Further, Section 159 Cr. P.C. envisages that on
receiving such report, the Magistrate may direct
an investigation or, if he thinks fit, to proceed at
once or depute any other Magistrate subordinate
to him to proceed to hold a preliminary inquiry
into the case in the manner provided in the Code
of Criminal Procedure. The forwarding of the
occurrence report is indispensable and absolute
and it has to be forwarded with earliest dispatch
which intention is implicit with the use of the word
“forthwith” occurring in Section 157, which
means promptly and without any undue delay. The
purpose and object is so obvious which is spelt out
from the combined reading of Sections 157 and
159 Cr.

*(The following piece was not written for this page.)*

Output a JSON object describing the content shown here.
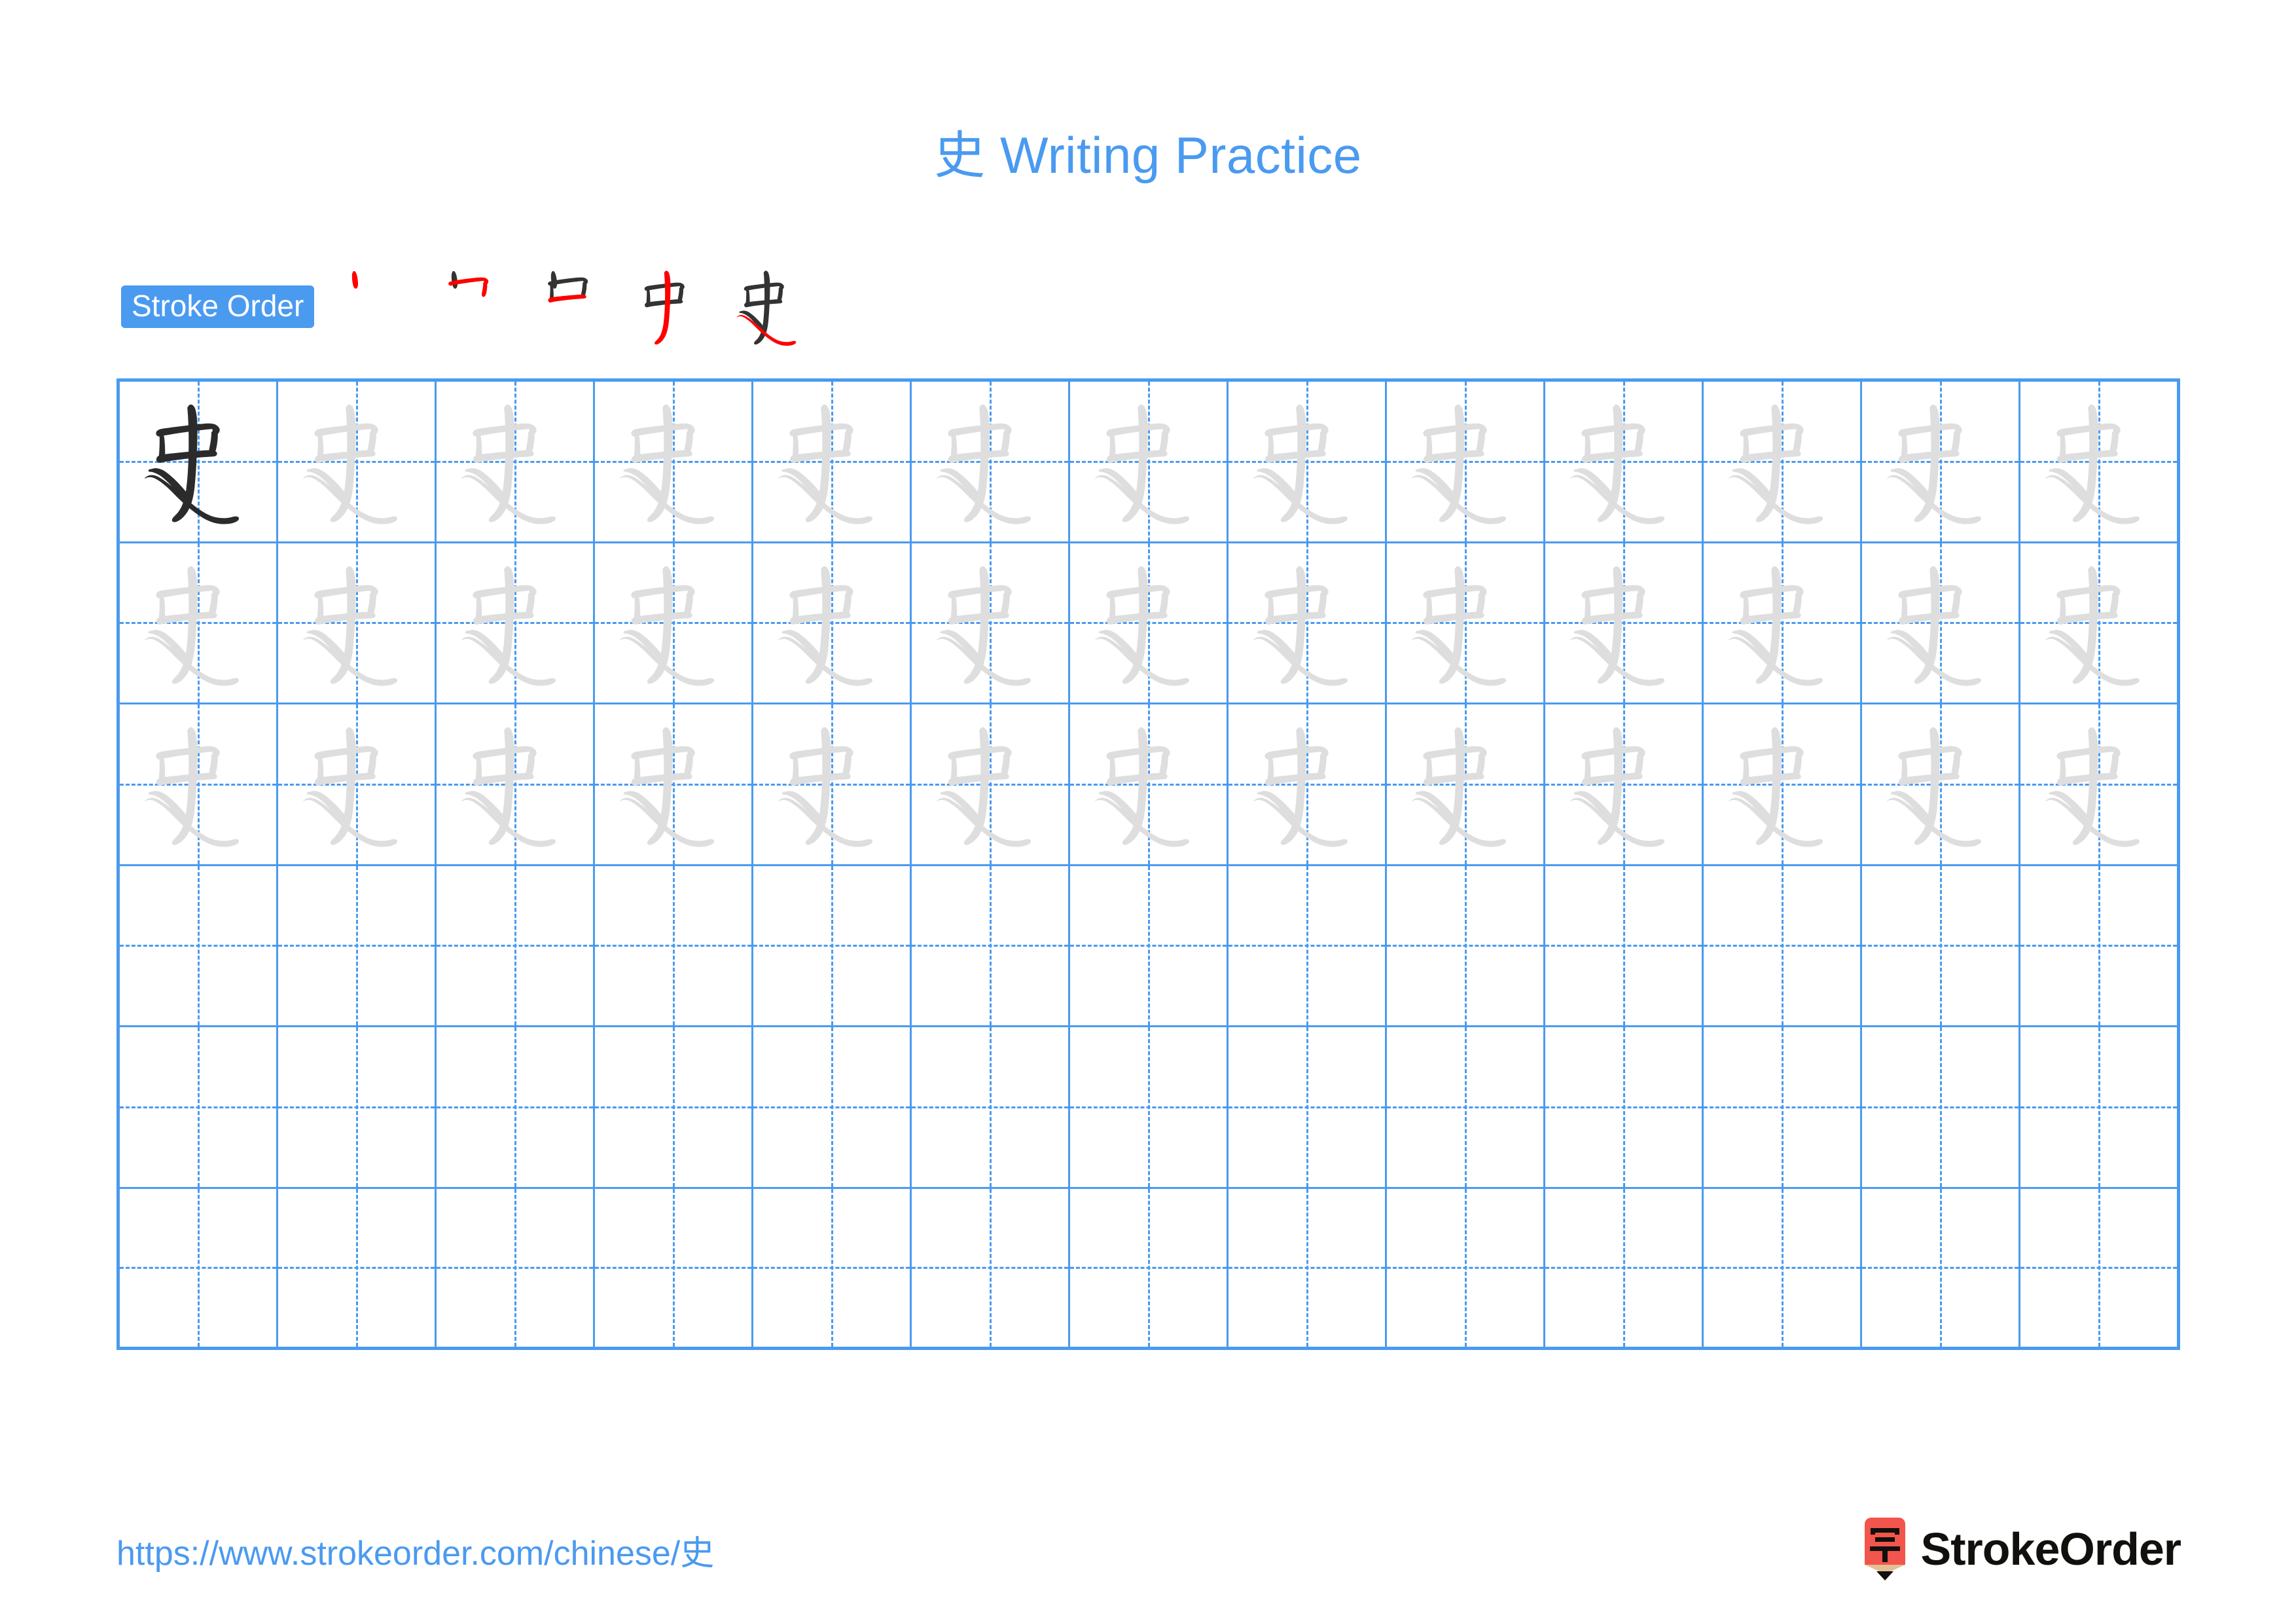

P.C. . It has the dual purpose, firstly to
avoid the possibility of improvement in the
prosecution story and introduction of any distorted
version by deliberations and consultation and
secondly to enable the Magistrate concerned to
have a watch on the progress of the investigation”
In the matter of Suresh Chaudhary (supra) this Court in
Para 9 (bottom) has held that:
“That apart, the express message which
PW-13 sent to the Jurisdictional Magistrate
reached the said Magistrate at his place only on
1012.1092 nearly 1 = days after the said
complaint was registered and we find no
explanation from PW-13 as to this inordinate
delay which only adds to the doubtful
circumstances surrounding the prosecution case”.
There cannot be any manner of doubt that Section 157 of
Criminal Procedure Code requires sending of an FIR to the
Magistrate forthwith which reaches promptly and without undue
delay . The reason is obvious to avoid any possibility of
improvement in the prosecution story and also to enable the
Magistrate to have a watch on the progress of the investigation.
At the same time, this lacuna on the part of the prosecution would
not be the sole basis for throwing out the entire prosecution case
being fabricated if the prosecution had produced the reliable
evidence to prove the guilt of the accused persons. The
provisions of Section 157, Cr. P.C. are for the purpose of having
a fair trial without there being any chance of fabrication or
introduction of the fact at subsequent stage of investigation. The
cases cited by the learned counsel for the appellants do not lay
down any law that simply because there is a delay in lodging the
FIR or sending it to the Magistrate forthwith, the entire case of
the prosecution has to be discarded. The decisions rendered by
this Court and relied upon by the learned counsel for the
appellant would only show that this will be a material
circumstance which will be taken into consideration while
appreciating the evidence on record.
After going through the material on record, we are of the
view that the prosecution has led reliable evidence the veracity of
which is not dislodged by delay in recording of the FIR and delay
in sending the same to the Magistrate in the facts and
circumstances of this case. At best it can be taken to be an
infirmity in investigation.
For the aforesaid reasons, the appeals are dismissed.